Tangential Trains
Cara Sherr-Messing
It’s 2:37 a.m. Lying in bed, I turn to the side and think about my headspace. It’s rather dark. Oh, I wasn’t talking about the room. Were you thinking something different? Anyway, back to the mind thing, unfortunately or not, I imagine all sides in situations. If you know me, I question everything I encounter. What did I learn yesterday? Was I even at school? I don’t remember much from the previous day. Did I even eat? What did I eat? I feel like it was some carbohydrate. Carbohydrates are really good, especially in the form of sweets. I love eating sweets. As a Jew, sweets are a necessity and thank God they are! I wonder what my first art project for the synagogue is. I’m really excited to work there again. Most of my greatest friends work there so it’s manageable. The kids better not be little shits like in the past two years. I can’t deal with kids at all when they misbehave. I nearly lose all strands of patience. When that happens, I have aggressive tendencies. I want to punch people in their faces because they deserve it, like that student during swimming. It was during a water polo match at school. He was on top of me when I got the ball and I couldn’t shake him off, so I bit him. Should I have bitten him? Should I have bitten him harder? To bite or to bite harder, that is the question.

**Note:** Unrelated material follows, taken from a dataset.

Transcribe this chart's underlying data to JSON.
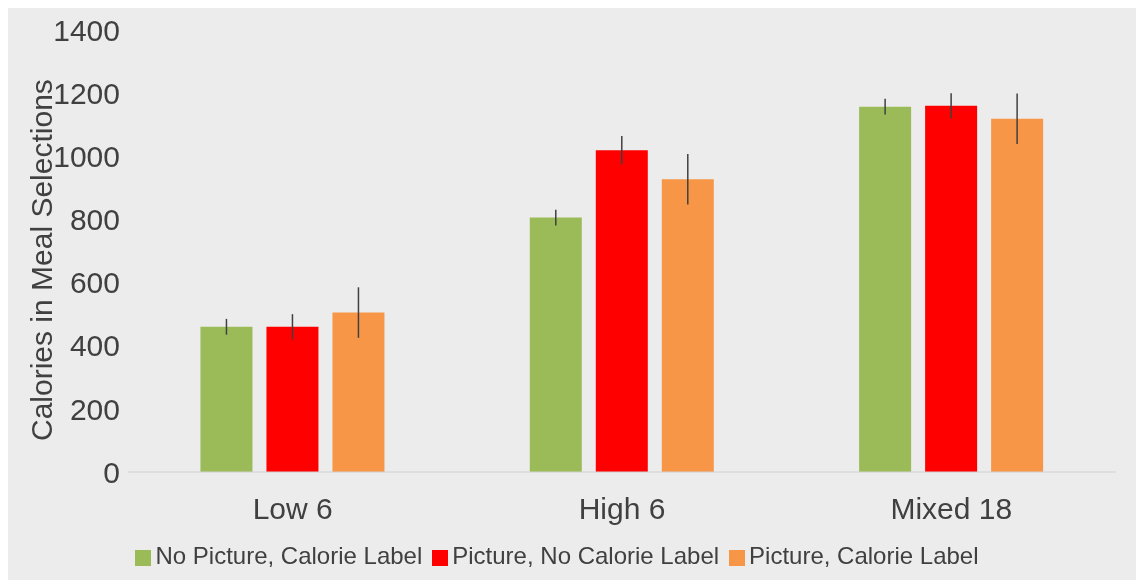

Most nights, my thoughts keep me up and it takes me a long time to fall asleep. The thoughts from the day stir and I decide what I could, should, and would have done instead. When I look back on today, all I did was work. On a regular weekend, I do my homework on Friday, but this time I put it off till Sunday. I usually don’t do that; my underlying fear of tardiness routinely rules out the idea of procrastinating. I had several anger and anxiety attacks during work, too many to count now. I’m not going to get it done! Oh my God, there’s so much. Why did I leave this to the last minute? God, I hate everything! I hate my brain. I feel so stupid. I know I’m not, but sometimes I feel so dumb, and that I don’t know anything! It’s frustrating not knowing which word to use! Why can’t someone make an app that guesses exactly which word you need?! Why hasn’t someone thought of that yet? Humans are supposed to have the most developed brains, and yet we can’t even figure out simple problems such as that! Why are there so many problems in the world? Not just petty ones, but really important ones. I wonder if God is looking down on the world and thinking: Jesus Christ this was a mistake, I should have sent a second flood. Oh my God, I wish I could shut up!

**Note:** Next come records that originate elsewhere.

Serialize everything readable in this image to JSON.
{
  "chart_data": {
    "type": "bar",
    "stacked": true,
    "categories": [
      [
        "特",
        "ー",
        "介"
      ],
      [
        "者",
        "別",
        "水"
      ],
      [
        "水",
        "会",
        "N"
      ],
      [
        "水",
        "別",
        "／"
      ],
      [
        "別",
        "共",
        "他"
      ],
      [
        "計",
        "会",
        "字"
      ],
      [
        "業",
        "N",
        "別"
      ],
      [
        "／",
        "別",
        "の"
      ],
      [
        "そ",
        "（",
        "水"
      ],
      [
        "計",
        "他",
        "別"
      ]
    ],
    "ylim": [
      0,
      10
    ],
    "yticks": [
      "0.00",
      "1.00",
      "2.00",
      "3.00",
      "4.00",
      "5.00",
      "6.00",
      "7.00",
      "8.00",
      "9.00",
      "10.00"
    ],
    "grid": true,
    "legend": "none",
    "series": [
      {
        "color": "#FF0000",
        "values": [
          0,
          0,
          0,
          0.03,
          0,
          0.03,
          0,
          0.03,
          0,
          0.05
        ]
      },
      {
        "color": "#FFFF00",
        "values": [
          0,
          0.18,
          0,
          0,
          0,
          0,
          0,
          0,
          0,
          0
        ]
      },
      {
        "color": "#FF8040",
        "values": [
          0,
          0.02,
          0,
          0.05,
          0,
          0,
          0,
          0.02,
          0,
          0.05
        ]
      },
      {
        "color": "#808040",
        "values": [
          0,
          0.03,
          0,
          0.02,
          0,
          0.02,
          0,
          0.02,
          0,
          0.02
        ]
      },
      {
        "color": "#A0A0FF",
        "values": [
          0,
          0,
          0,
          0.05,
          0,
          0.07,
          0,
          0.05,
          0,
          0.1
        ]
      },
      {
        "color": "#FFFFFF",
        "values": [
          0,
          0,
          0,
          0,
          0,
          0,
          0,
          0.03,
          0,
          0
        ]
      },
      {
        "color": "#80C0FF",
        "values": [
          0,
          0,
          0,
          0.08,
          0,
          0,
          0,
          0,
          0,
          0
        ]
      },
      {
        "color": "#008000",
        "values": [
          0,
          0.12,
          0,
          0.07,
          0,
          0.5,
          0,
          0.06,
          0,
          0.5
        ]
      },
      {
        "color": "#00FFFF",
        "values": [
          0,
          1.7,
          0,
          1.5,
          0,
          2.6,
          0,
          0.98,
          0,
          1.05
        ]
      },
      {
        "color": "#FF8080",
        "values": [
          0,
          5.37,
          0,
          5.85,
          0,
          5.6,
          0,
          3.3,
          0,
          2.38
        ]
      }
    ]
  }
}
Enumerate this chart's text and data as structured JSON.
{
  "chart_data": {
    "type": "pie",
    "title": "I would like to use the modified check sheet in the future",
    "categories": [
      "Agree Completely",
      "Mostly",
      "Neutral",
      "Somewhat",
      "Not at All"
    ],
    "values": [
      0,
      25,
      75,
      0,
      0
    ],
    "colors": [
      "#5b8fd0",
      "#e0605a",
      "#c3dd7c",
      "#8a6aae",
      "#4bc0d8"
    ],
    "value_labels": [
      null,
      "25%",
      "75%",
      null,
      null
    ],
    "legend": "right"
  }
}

It’s now 5:49 a.m.— a terrible hour to be awake. The pop podcast wake-up call goes off at 6:00 a.m. I’m exhausted by my bullet trains of thought. I’m exhausted by how many hours I spent on Instagram last night—so many dog videos. I’m exhausted by being forced into this cycle of living. Time doesn’t stop and neither does this head of mine. Sometimes, I wish it did...but then the trains start their engines, and I’m off again.